Thursday, June 10, 2010

The God Delusion by Richard Dawkins

Just put down reading the mind-numbing work of Richard Dawkins, The God Delusion. To even start writing a critique of this work is pretty daunting. First, I am a believer, not an atheist like Dawkins is. However, I do believe in science and have a healthy progressive mindset. I was never indoctrinated nor was I ever made to worship or read ancient literature of Hinduism, which I was born into. My curiosity in theology of Hinduism piqued as I hit late 20s and it has continued ever since. I have always been a great fan of evolutionary biology, buying and reading Dawkins masterwork The Selfish Gene back in the 90s. The God Delusion mainly attacks Abrahamic religions, Judaism, Christianity and Islam. It never raised any points on Hinduism or Buddhism since Dawkins himself avowed that he isn't too familiar with these religions. I wish he becomes and then writes something to address these religions as well.

Whether you are a believer or not, is I recommend you to read The God Delusion (TGD) with an open mind. I immensely enjoyed some of the topics such as science advancing our thinking, heath-care progress, increased awareness against dogmas among others about which Dawkins passionately writes. I also should thank Dawkins for rising my consciousness with regards to interest in cosmology and natural history. We all read these things as kids, but the unfortunate thing is that we read them when we could hardly understand them, or at least I could not, back then. I am sure we all did some amazing advanced Physics experiments in high school, but I could actually not make head or tails of them. So from a purely scientific perspective, reading TGD raised my interest in science more than ever.

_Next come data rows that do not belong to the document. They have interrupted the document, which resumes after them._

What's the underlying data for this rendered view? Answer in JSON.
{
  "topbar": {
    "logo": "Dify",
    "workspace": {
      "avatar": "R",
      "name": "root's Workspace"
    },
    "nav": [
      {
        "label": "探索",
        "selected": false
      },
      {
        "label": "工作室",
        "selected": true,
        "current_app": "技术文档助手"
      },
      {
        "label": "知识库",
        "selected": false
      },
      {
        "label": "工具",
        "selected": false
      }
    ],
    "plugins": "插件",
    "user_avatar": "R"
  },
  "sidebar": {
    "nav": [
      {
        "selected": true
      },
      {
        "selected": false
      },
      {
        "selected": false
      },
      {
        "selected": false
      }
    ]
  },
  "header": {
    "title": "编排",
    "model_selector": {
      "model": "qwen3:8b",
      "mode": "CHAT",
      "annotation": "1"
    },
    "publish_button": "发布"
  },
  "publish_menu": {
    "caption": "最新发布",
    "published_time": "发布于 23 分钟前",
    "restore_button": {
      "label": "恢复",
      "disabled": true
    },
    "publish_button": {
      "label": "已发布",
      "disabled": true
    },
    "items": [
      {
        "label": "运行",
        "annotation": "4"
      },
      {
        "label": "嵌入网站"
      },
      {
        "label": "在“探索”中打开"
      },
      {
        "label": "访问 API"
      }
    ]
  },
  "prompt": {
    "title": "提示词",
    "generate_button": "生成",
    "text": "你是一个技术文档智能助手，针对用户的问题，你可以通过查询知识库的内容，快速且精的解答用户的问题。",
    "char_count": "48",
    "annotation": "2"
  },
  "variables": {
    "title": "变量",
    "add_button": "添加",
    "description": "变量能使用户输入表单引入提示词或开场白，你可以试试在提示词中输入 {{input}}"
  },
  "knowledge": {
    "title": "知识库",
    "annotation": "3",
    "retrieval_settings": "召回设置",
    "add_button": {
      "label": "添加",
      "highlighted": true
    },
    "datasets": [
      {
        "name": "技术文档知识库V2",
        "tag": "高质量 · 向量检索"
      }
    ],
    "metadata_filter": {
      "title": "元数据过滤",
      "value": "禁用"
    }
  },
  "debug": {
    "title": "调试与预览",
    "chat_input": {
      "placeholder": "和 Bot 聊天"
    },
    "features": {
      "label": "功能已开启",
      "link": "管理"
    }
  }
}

Some of the chapters in the book might be offensive to a hardcore believer. With an open attitude and a penchant for learning, TGD will make a great reading and by the end of it, you would be really more conscious than you were when you picked up the book. Some of the explorations Dawkins does into the making of the mind (how for instance, people before 1000BC might have thought that the inner voice we all have was actually a divine voice until we gained enough consciousness to think its our own), the duality of mind and matter versus the singularity, etc are very thought provoking. I always believed in the Upanishadic teachings that higher consciousness is not blind faith, the only way to realize this is through constant questioning and endless soul searching. The thought process that works this way, will always give more rewarding answers than the one which takes us through blind faith. If you ever check Upanishads (start with Brihadaranyaka), they always talk about the importance of moving away from elaborate rituals, dogma and idolatry into a consciousness of higher thinking. Idol worship could be a beginning point, a journey towards a destination but not the destination itself. Many of Hinduism ancient teachings focus on matter over mind and life hear in the now frontier than life after death. Look around the wonderful rainbow and regardless of the anatomy of its colors, its still wonderful. Its great to be just alive because we are not going to come back, its important to know that we were cave doweling just a few centuries before and now we are blogging wireless from hot-spots. This amazing technological advancement would never come out of dogmatic thinking, only from scientific rationality and reasoning. God can be realized by helping build a better society and being kind to fellow humans/animals. If we cant be better people to each other, how can rituals and faith per se make us better people and I think this is what Dawkins is trying to say.


The chapter "Why we are good?" is a another great eye opener. Morality is a complex Darwinian process which traces its origin to a couple of traits that evolution has bestowed on us. For one its the selfish trait of taking care of our kins so even if we don't survive, our fellow kins who share a majority of our genetic makeup will. The other evolutionary reason for morality is reciprocity. You scratch my back and and I will scratch yours, this is an important feature of why people could be good, without actually realizing it. Finally, all humans secretly crave for adulation and focus on building a good reputation in the society, this is another Darwinian kicker for being good. Honestly ask yourself, have all the religious people you ever met been good moral humans and all the atheists bad evil people? I sincerely doubt it. I have seen with my own eyes some high-ritual loving, Sanskrit speaking, wise people 'scientifically' reasoning out approachability and other maladies of the ancient society. Any good practice and good intention can become wayward over a few centuries. We can focus on the practice without understanding the intention. I guess Dawkins is also trying to drive the reader towards that end.

I will end the review with Dawkins' own words, "I am thrilled to be alive at a time when humanity is pushing against the limits of understanding".